Cuando el hijo llega a la presencia del padre queriendo expresarle de mil maneras su arrepentimiento y su petición de perdón, el padre se lo comerá a besos, casi no le dejará hablar para no tener que recordar lo pasado, y encima lo vestirá de fiesta ofreciéndole un banquete de bienvenida. Si nos fijamos en lo que Pablo hoy nos dice, da gracias a Dios ‘que me hizo capaz, se fió de mí y me confió este ministerio; eso que yo antes era un blasfemo, un perseguidor y un insolente…’ Por eso afirmará rotundamente ‘Cristo Jesús vino al mundo para salvar a los pecadores y yo soy el primero, y por eso se compadeció de mí…’
Rotundamente, sí, tenemos que afirmar que Dios siempre está dispuesto al perdón y a ofrecernos su abrazo de amor. No castigó a su pueblo que se había hecho un becerro de metal que ocupara su lugar, sino que siguió conduciéndolo hasta la tierra prometida. La alegría del cielo, la alegría de los ángeles de Dios por un solo pecador que se convierta, que nos decía Jesús concluyendo las dos primeras parábolas. ‘Este hijo mío estaba muerto y ha revivido, estaba perdido y lo hemos encontrado’, que dice el padre preparando un banquete de fiesta para el hijo que había vuelto.
Es la esperanza que renace en nuestro corazón porque sabemos que, aunque somos pecadores y tantas veces queremos vivir nuestra vida al margen de Dios, es el Padre bueno que siempre nos busca y nos espera con sus brazos de amor bien abiertos para darnos su abrazo de paz y de perdón.

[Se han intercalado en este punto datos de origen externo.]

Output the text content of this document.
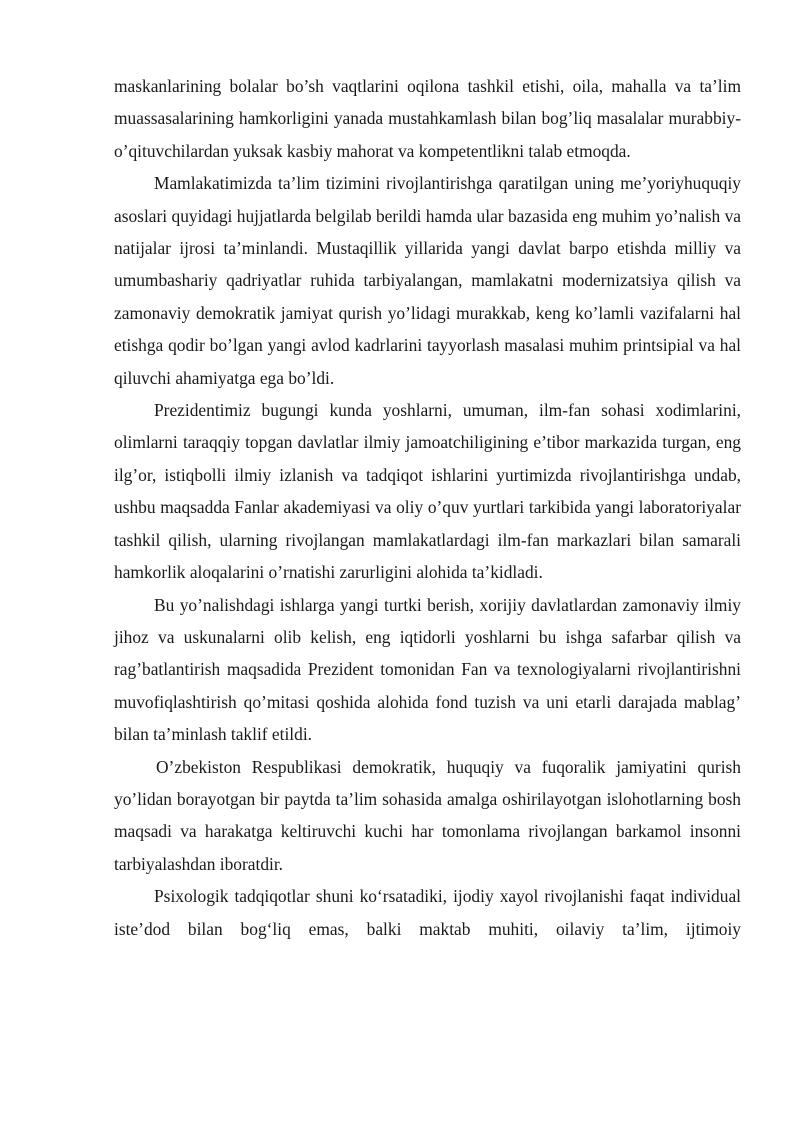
maskanlarining bolalar bo’sh vaqtlarini oqilona tashkil etishi, oila, mahalla va ta’lim muassasalarining hamkorligini yanada mustahkamlash bilan bog’liq masalalar murabbiy-o’qituvchilardan yuksak kasbiy mahorat va kompetentlikni talab etmoqda.

Mamlakatimizda ta’lim tizimini rivojlantirishga qaratilgan uning me’yoriyhuquqiy asoslari quyidagi hujjatlarda belgilab berildi hamda ular bazasida eng muhim yo’nalish va natijalar ijrosi ta’minlandi. Mustaqillik yillarida yangi davlat barpo etishda milliy va umumbashariy qadriyatlar ruhida tarbiyalangan, mamlakatni modernizatsiya qilish va zamonaviy demokratik jamiyat qurish yo’lidagi murakkab, keng ko’lamli vazifalarni hal etishga qodir bo’lgan yangi avlod kadrlarini tayyorlash masalasi muhim printsipial va hal qiluvchi ahamiyatga ega bo’ldi.

Prezidentimiz bugungi kunda yoshlarni, umuman, ilm-fan sohasi xodimlarini, olimlarni taraqqiy topgan davlatlar ilmiy jamoatchiligining e’tibor markazida turgan, eng ilg’or, istiqbolli ilmiy izlanish va tadqiqot ishlarini yurtimizda rivojlantirishga undab, ushbu maqsadda Fanlar akademiyasi va oliy o’quv yurtlari tarkibida yangi laboratoriyalar tashkil qilish, ularning rivojlangan mamlakatlardagi ilm-fan markazlari bilan samarali hamkorlik aloqalarini o’rnatishi zarurligini alohida ta’kidladi.

Bu yo’nalishdagi ishlarga yangi turtki berish, xorijiy davlatlardan zamonaviy ilmiy jihoz va uskunalarni olib kelish, eng iqtidorli yoshlarni bu ishga safarbar qilish va rag’batlantirish maqsadida Prezident tomonidan Fan va texnologiyalarni rivojlantirishni muvofiqlashtirish qo’mitasi qoshida alohida fond tuzish va uni etarli darajada mablag’ bilan ta’minlash taklif etildi.

O’zbekiston Respublikasi demokratik, huquqiy va fuqoralik jamiyatini qurish yo’lidan borayotgan bir paytda ta’lim sohasida amalga oshirilayotgan islohotlarning bosh maqsadi va harakatga keltiruvchi kuchi har tomonlama rivojlangan barkamol insonni tarbiyalashdan iboratdir.

Psixologik tadqiqotlar shuni ko‘rsatadiki, ijodiy xayol rivojlanishi faqat individual iste’dod bilan bog‘liq emas, balki maktab muhiti, oilaviy ta’lim, ijtimoiy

Pero es también, como decíamos antes, la misericordia de la que hemos de llenar nuestra vida, a imagen del Dios compasivo y misericordioso, para tratar con una humanidad casi divina a los demás; para que siempre confiemos en el otro – cuánto nos cuesta -, para que siempre demos esperanza al hermano, para que sepamos alentar a todo caído que nos encontremos en la vida y le ayudemos a levantarse para vivir con nueva ilusión y entusiasmo reconstruyendo su vida, como nosotros mismos lo intentamos también tantas veces.
Y finalmente decir también es el rostro misericordioso que tiene que ofrecer siempre la Iglesia, porque siempre tiene que manifestarse como imagen y signo de ese Dios del amor y de la misericordia, que sigue creyendo en nosotros a pesar de nuestras debilidades y que sigue contando con nosotros. Es la imagen más hermosa de Dios que la Iglesia puede y debe ofrecer.